Consistency Model

Stateful Functions provides a high-level of consistency by following the pattern of function/state co-location and single reader/write access — a well known approach that underlies many modern stream processors, databases and other systems. In combination with exactly-once state/messaging semantics, it forms the foundation for a strong consistency model:

Up-to-date function state

Each function state always reflects previous updates. The function is the single reader/writer to its state, and both are (logically) co-located. Function state seems instantaneously persistent, not relying on the completion of a remote operation.

No loss and no duplication of messages

Functions message each other with exactly-once semantics. Exactly-once messaging here means that functions perceive messages as being delivered exactly one time.

Failover safety

If any state update or messaging delivery actually fails (in case of a failure/recovery), the state and messages are rolled back consistently across multiple functions to a state from prior to that failed operation.

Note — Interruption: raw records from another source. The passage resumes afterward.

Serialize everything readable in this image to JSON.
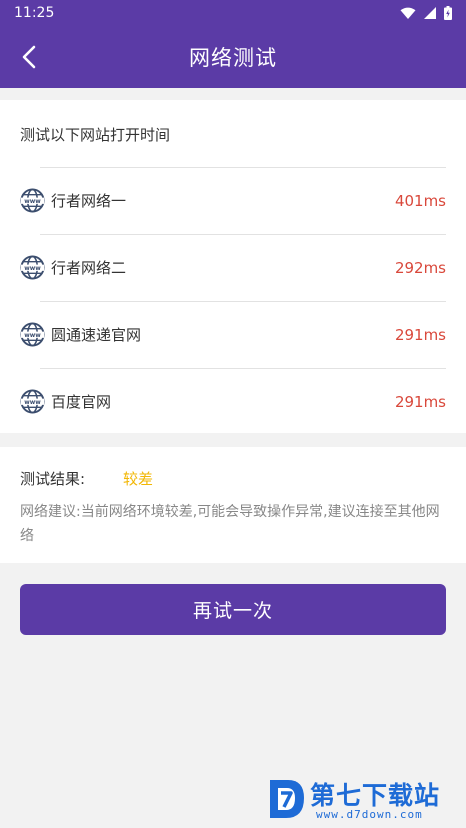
{
  "status_bar": {
    "time": "11:25",
    "icons": [
      "wifi-icon",
      "cellular-signal-icon",
      "battery-icon"
    ]
  },
  "header": {
    "title": "网络测试",
    "back_icon": "chevron-left-icon"
  },
  "sites": {
    "heading": "测试以下网站打开时间",
    "items": [
      {
        "name": "行者网络一",
        "time": "401ms",
        "icon": "www-globe-icon"
      },
      {
        "name": "行者网络二",
        "time": "292ms",
        "icon": "www-globe-icon"
      },
      {
        "name": "圆通速递官网",
        "time": "291ms",
        "icon": "www-globe-icon"
      },
      {
        "name": "百度官网",
        "time": "291ms",
        "icon": "www-globe-icon"
      }
    ]
  },
  "result": {
    "label": "测试结果:",
    "value": "较差",
    "advice": "网络建议:当前网络环境较差,可能会导致操作异常,建议连接至其他网络"
  },
  "actions": {
    "retry_label": "再试一次"
  },
  "watermark": {
    "text": "第七下载站",
    "url": "www.d7down.com"
  },
  "colors": {
    "primary": "#5b3ba6",
    "time_text": "#d9483b",
    "result_value": "#f2b705",
    "watermark": "#1e6bd6"
  }
}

The logic is then re-attempted. That way functions get the impression of failure-free execution without message loss and keep the state of all functions consistent with each other.

Application developers still need to “think message-based” and deal with multiple intermediate states — for example, when requiring multiple input messages for an action or round-trip messaging with other functions. But they can drop a lot of the complex “defensive logic” against lost messages, broken connections, timeouts, concurrent modifications of shared state and other common setbacks.

Warning

Some care needs to be taken when to communicate the effects to components outside a Stateful Functions application. Similar to the topic of “manifesting side-effects” in stream processing, there exist solutions, like transactional egresses. These may however impact the latency of propagating that informing.

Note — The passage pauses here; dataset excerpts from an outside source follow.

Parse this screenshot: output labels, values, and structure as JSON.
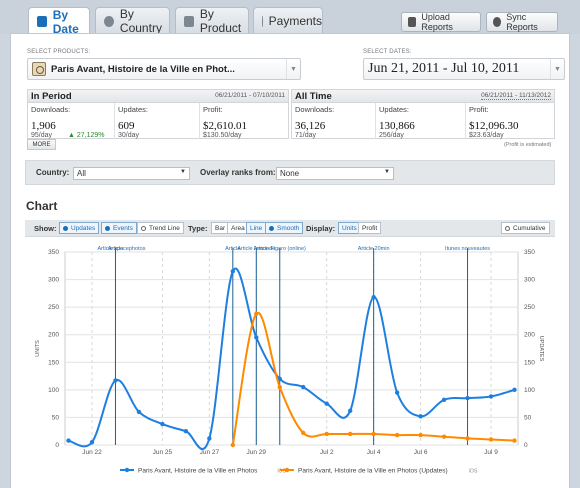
{
  "tabs": [
    {
      "label": "By Date",
      "active": true
    },
    {
      "label": "By Country",
      "active": false
    },
    {
      "label": "By Product",
      "active": false
    },
    {
      "label": "Payments",
      "active": false
    }
  ],
  "actions": {
    "upload": "Upload Reports",
    "sync": "Sync Reports"
  },
  "products": {
    "label": "SELECT PRODUCTS:",
    "value": "Paris Avant, Histoire de la Ville en Phot..."
  },
  "dates": {
    "label": "SELECT DATES:",
    "value": "Jun 21, 2011 - Jul 10, 2011"
  },
  "in_period": {
    "title": "In Period",
    "range": "06/21/2011 - 07/10/2011",
    "downloads_label": "Downloads:",
    "downloads": "1,906",
    "downloads_rate": "95/day",
    "downloads_change": "▲ 27,129%",
    "updates_label": "Updates:",
    "updates": "609",
    "updates_rate": "30/day",
    "profit_label": "Profit:",
    "profit": "$2,610.01",
    "profit_rate": "$130.50/day"
  },
  "all_time": {
    "title": "All Time",
    "range": "06/21/2011 - 11/13/2012",
    "downloads_label": "Downloads:",
    "downloads": "36,126",
    "downloads_rate": "71/day",
    "updates_label": "Updates:",
    "updates": "130,866",
    "updates_rate": "256/day",
    "profit_label": "Profit:",
    "profit": "$12,096.30",
    "profit_rate": "$23.63/day"
  },
  "more_label": "MORE",
  "profit_note": "(Profit is estimated)",
  "filters": {
    "country_label": "Country:",
    "country_value": "All",
    "overlay_label": "Overlay ranks from:",
    "overlay_value": "None"
  },
  "chart_title": "Chart",
  "chart_toolbar": {
    "show_label": "Show:",
    "updates": "Updates",
    "events": "Events",
    "trend": "Trend Line",
    "type_label": "Type:",
    "bar": "Bar",
    "area": "Area",
    "line": "Line",
    "smooth": "Smooth",
    "display_label": "Display:",
    "units": "Units",
    "profit": "Profit",
    "cumulative": "Cumulative"
  },
  "colors": {
    "series1": "#1f7fe0",
    "series2": "#ff8a00",
    "event": "#1a5f95"
  },
  "chart_data": {
    "type": "line",
    "x": [
      "Jun 21",
      "Jun 22",
      "Jun 23",
      "Jun 24",
      "Jun 25",
      "Jun 26",
      "Jun 27",
      "Jun 28",
      "Jun 29",
      "Jun 30",
      "Jul 1",
      "Jul 2",
      "Jul 3",
      "Jul 4",
      "Jul 5",
      "Jul 6",
      "Jul 7",
      "Jul 8",
      "Jul 9",
      "Jul 10"
    ],
    "x_tick_labels": [
      "Jun 22",
      "Jun 25",
      "Jun 27",
      "Jun 29",
      "Jul 2",
      "Jul 4",
      "Jul 6",
      "Jul 9"
    ],
    "series": [
      {
        "name": "Paris Avant, Histoire de la Ville en Photos",
        "platform": "iOS",
        "values": [
          8,
          5,
          117,
          60,
          38,
          25,
          12,
          315,
          195,
          120,
          105,
          75,
          62,
          268,
          95,
          52,
          82,
          85,
          88,
          100
        ]
      },
      {
        "name": "Paris Avant, Histoire de la Ville en Photos (Updates)",
        "platform": "iOS",
        "values": [
          0,
          0,
          0,
          0,
          0,
          0,
          0,
          0,
          238,
          105,
          22,
          20,
          20,
          20,
          18,
          18,
          15,
          12,
          10,
          8
        ]
      }
    ],
    "events": [
      {
        "x": "Jun 23",
        "label": "Article"
      },
      {
        "x": "Jun 23",
        "label": "Article spacephotos"
      },
      {
        "x": "Jun 28",
        "label": "Article"
      },
      {
        "x": "Jun 29",
        "label": "Article lemonde"
      },
      {
        "x": "Jun 30",
        "label": "Article Figaro (online)"
      },
      {
        "x": "Jul 4",
        "label": "Article 20min"
      },
      {
        "x": "Jul 8",
        "label": "Itunes nouveautes"
      }
    ],
    "ylabel": "UNITS",
    "ylabel_right": "UPDATES",
    "ylim": [
      0,
      350
    ],
    "yticks": [
      0,
      50,
      100,
      150,
      200,
      250,
      300,
      350
    ],
    "grid": true,
    "legend": "bottom"
  }
}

Consistency vs. Availability Trade-off

There is an inherent trade-off between the level of availability and consistency that an application can provide. The CAP theorem famously states that trade-off (though in a simplified manner without all the nuances). There is no right or wrong in the trade-off you choose: systems that pick different trade-offs target different use cases.

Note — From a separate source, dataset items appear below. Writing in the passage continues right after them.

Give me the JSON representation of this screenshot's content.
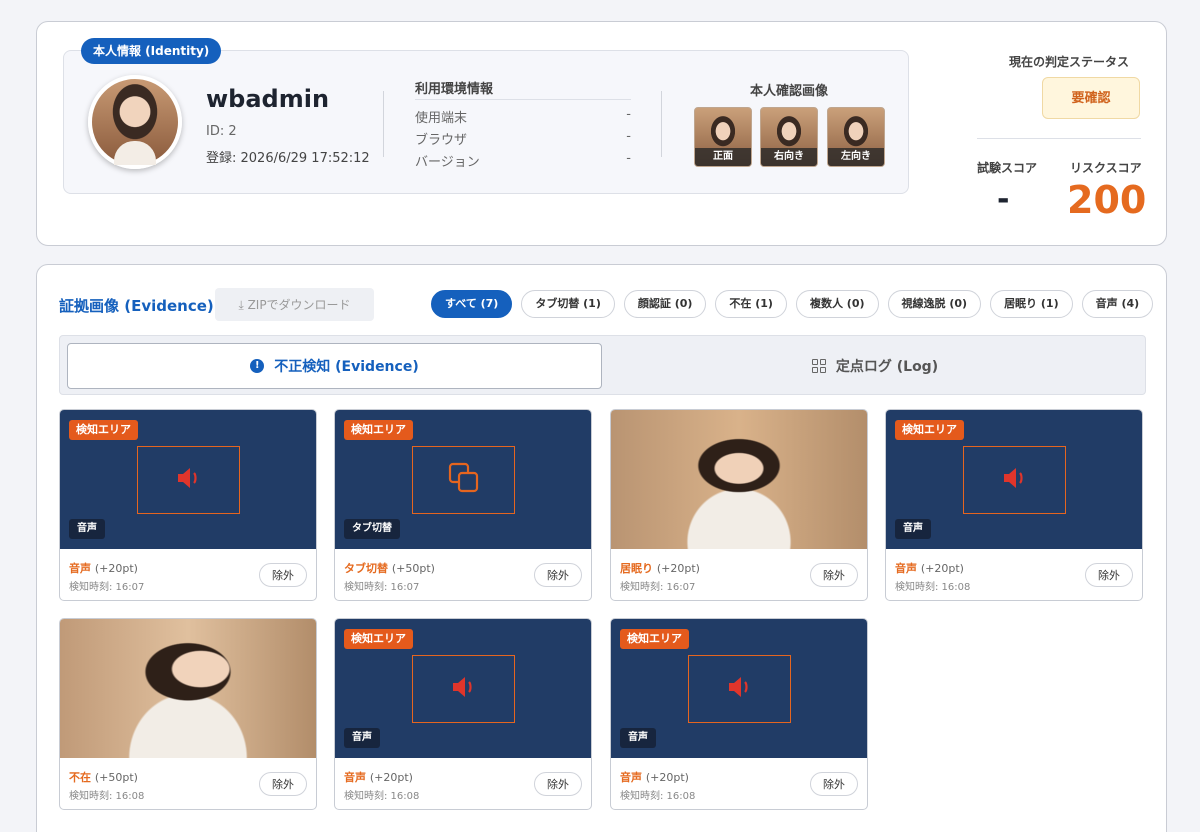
{
  "identity": {
    "badge": "本人情報 (Identity)",
    "username": "wbadmin",
    "id_text": "ID: 2",
    "registered": "登録: 2026/6/29 17:52:12",
    "env": {
      "title": "利用環境情報",
      "rows": [
        {
          "label": "使用端末",
          "value": "-"
        },
        {
          "label": "ブラウザ",
          "value": "-"
        },
        {
          "label": "バージョン",
          "value": "-"
        }
      ]
    },
    "confirm": {
      "title": "本人確認画像",
      "images": [
        "正面",
        "右向き",
        "左向き"
      ]
    }
  },
  "status": {
    "label": "現在の判定ステータス",
    "value": "要確認",
    "exam_label": "試験スコア",
    "exam_value": "-",
    "risk_label": "リスクスコア",
    "risk_value": "200"
  },
  "evidence": {
    "title": "証拠画像 (Evidence)",
    "zip_label": "ZIPでダウンロード",
    "filters": [
      "すべて (7)",
      "タブ切替 (1)",
      "顔認証 (0)",
      "不在 (1)",
      "複数人 (0)",
      "視線逸脱 (0)",
      "居眠り (1)",
      "音声 (4)"
    ],
    "active_filter": 0,
    "tabs": {
      "active": "不正検知 (Evidence)",
      "inactive": "定点ログ (Log)"
    },
    "detect_tag": "検知エリア",
    "exclude_label": "除外",
    "cards": [
      {
        "kind": "audio",
        "type": "音声",
        "name": "音声",
        "pt": "(+20pt)",
        "time": "検知時刻: 16:07"
      },
      {
        "kind": "tab",
        "type": "タブ切替",
        "name": "タブ切替",
        "pt": "(+50pt)",
        "time": "検知時刻: 16:07"
      },
      {
        "kind": "photo-sleep",
        "type": "",
        "name": "居眠り",
        "pt": "(+20pt)",
        "time": "検知時刻: 16:07"
      },
      {
        "kind": "audio",
        "type": "音声",
        "name": "音声",
        "pt": "(+20pt)",
        "time": "検知時刻: 16:08"
      },
      {
        "kind": "photo-cover",
        "type": "",
        "name": "不在",
        "pt": "(+50pt)",
        "time": "検知時刻: 16:08"
      },
      {
        "kind": "audio",
        "type": "音声",
        "name": "音声",
        "pt": "(+20pt)",
        "time": "検知時刻: 16:08"
      },
      {
        "kind": "audio",
        "type": "音声",
        "name": "音声",
        "pt": "(+20pt)",
        "time": "検知時刻: 16:08"
      }
    ]
  },
  "colors": {
    "accent": "#1560bd",
    "alert": "#e56a1f",
    "card_bg": "#213c66"
  }
}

We picked a high consistency level for Stateful Functions and, while it cannot be totally available, we believe it is the right choice, because:

  • It makes application development much easier and much more accessible. In practice, many development teams struggle heavily in the presence of lower consistency guarantees.
  • It is still possible to provide very high levels of availability with this consistency model. For example, Google Spanner solves an arguable harder consistency/isolation problem and still managed to give such high availability that it was by all practical considerations as good as totally available. And while not all software can assume atomic clocks and or rely on well-behaved networks a lot can be achieved in pure software. Some more development work is arguable needed on the runtime side, because Apache Flink currently favors higher throughput and more coarse-grained durability, but we believe in this overall direction.
  • High consistency is the necessary foundation for even more powerful building blocks, like offering protocols/behaviors with transactional isolation between modifications of multiple function states. This can be implemented on top of streaming messaging, as illustrated in this example. Without high consistency, stronger isolation levels between concurrent transactions have much less useful semantics.